Tasting Notes: A nice and clean taste, good from light to dark. Mostly these beans will appeal to medium-dark roast fans but being an exceptionally clean cup, it has some lovely balance and is quite tasty at lighter roasts. Similar to its Indonesian cousins (except washed processed), it gets real hefty into the dark roasts promoting smoky and chocolaty tones with stronger spice notes. Lighter roasting gets a bit floral, slightly fruity with some detectable lemony crispness, sweet edged, fuller bodied similarly to the darker roasts, hints of a chocolaty factor but more dominated with a “European espresso” spice note.
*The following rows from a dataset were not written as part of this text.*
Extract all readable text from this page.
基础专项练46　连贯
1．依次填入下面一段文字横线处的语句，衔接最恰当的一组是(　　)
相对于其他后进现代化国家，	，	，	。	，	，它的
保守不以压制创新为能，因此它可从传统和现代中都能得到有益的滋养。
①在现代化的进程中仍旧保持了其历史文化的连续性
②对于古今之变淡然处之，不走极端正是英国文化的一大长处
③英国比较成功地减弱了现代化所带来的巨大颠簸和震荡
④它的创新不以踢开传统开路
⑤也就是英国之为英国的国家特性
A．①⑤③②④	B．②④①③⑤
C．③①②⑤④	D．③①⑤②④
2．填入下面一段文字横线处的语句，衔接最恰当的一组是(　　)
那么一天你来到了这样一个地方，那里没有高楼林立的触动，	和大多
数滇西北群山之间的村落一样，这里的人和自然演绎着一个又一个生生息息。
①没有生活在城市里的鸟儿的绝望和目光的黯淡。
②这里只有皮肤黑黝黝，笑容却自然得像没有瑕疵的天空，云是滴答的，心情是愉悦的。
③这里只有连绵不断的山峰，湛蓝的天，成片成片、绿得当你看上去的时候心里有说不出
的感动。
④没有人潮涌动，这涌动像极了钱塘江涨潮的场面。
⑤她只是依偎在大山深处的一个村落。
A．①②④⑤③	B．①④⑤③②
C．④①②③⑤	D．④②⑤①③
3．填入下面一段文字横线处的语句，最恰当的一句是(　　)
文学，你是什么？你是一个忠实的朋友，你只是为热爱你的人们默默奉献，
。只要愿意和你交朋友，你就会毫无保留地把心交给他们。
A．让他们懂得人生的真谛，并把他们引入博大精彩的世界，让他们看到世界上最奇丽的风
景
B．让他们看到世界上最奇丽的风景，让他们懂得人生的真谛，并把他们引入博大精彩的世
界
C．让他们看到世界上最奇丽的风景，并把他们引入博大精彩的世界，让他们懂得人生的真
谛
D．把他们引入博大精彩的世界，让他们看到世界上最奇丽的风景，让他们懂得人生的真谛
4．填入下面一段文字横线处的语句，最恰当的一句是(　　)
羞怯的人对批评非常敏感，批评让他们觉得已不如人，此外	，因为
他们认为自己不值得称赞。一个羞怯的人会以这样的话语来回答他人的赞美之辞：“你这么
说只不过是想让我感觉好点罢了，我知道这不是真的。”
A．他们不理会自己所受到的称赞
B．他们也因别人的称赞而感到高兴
The unique spice note is far muted comparatively to drinking a Robusta coffee but one can see its heritage and linkage in the cup.
Roasting Notes: After drinking this cup at a multitude of roasts and curves, we though it worked best at a strong medium roast. Everyone like it lighter but building a smoother and richer dark tone by pushing the roast made it a wonderful daily drinker. A quicker ramp up (roast higher temps for less time) left the cup a bit crisper and more interesting. If shooting for lighter roasting, would flip the curve and drag it out a bit to develop some darker tones at the light to medium roast levels. Easy to roast, great screen of coffee.
This coffee is produced by 14 select farmers from the Ducurai village. Ducurai is just north of Tatamailau’s peak. It is one coffee in a small portfolio we import each year from CBS, who began by training remote smallholders in farm management and processing, and who is now a highly capable exporter with some of the best smallholder traceability in the world. Each year we receive a spreadsheet with farmer names and farm data, as well as parchment prices paid. This harvest Lacau group farmers received $3.25 per kilogram of dried parchment, which after final dry milling is roughly equivalent to $2.11 per pound of exportable green coffee.
Coffee in Letefoho is not young. Trees are tended to for decades, and due to the lofty, vine-like typica varieties throughout, coffee is often harvested by leaning long wooden ramps against the trunk so that pickers can access the sprawling canopy. Farms range between 0.5 and 1.5 hectares only and tend to be well-shaded by evergreen she-oaks, a natural mulcher and nitrogen fixer. During harvest coffee is picked painstakingly by hand and processed at home on personal or shared pulping equipment, which is often hand-made using wood and textured metal discs.
After fermenting in small personal containers, the coffee is dried on raised beds and constantly sorted for quality. Many of the current harvesting and processing standards come directly from CBS, who has helped establish specialty protocols and invested in improvements to processing equipment. The addition of drying structures, for example, has greatly improved farmers’ ability to consistently meet quality standards for moisture content and water activity. In addition to coffee, Ducurai farmers also manage personal crops of taro and cassava, as well as pigs, goats, fowl, and cows, and many also have personal compost programs in addition to being organic certified.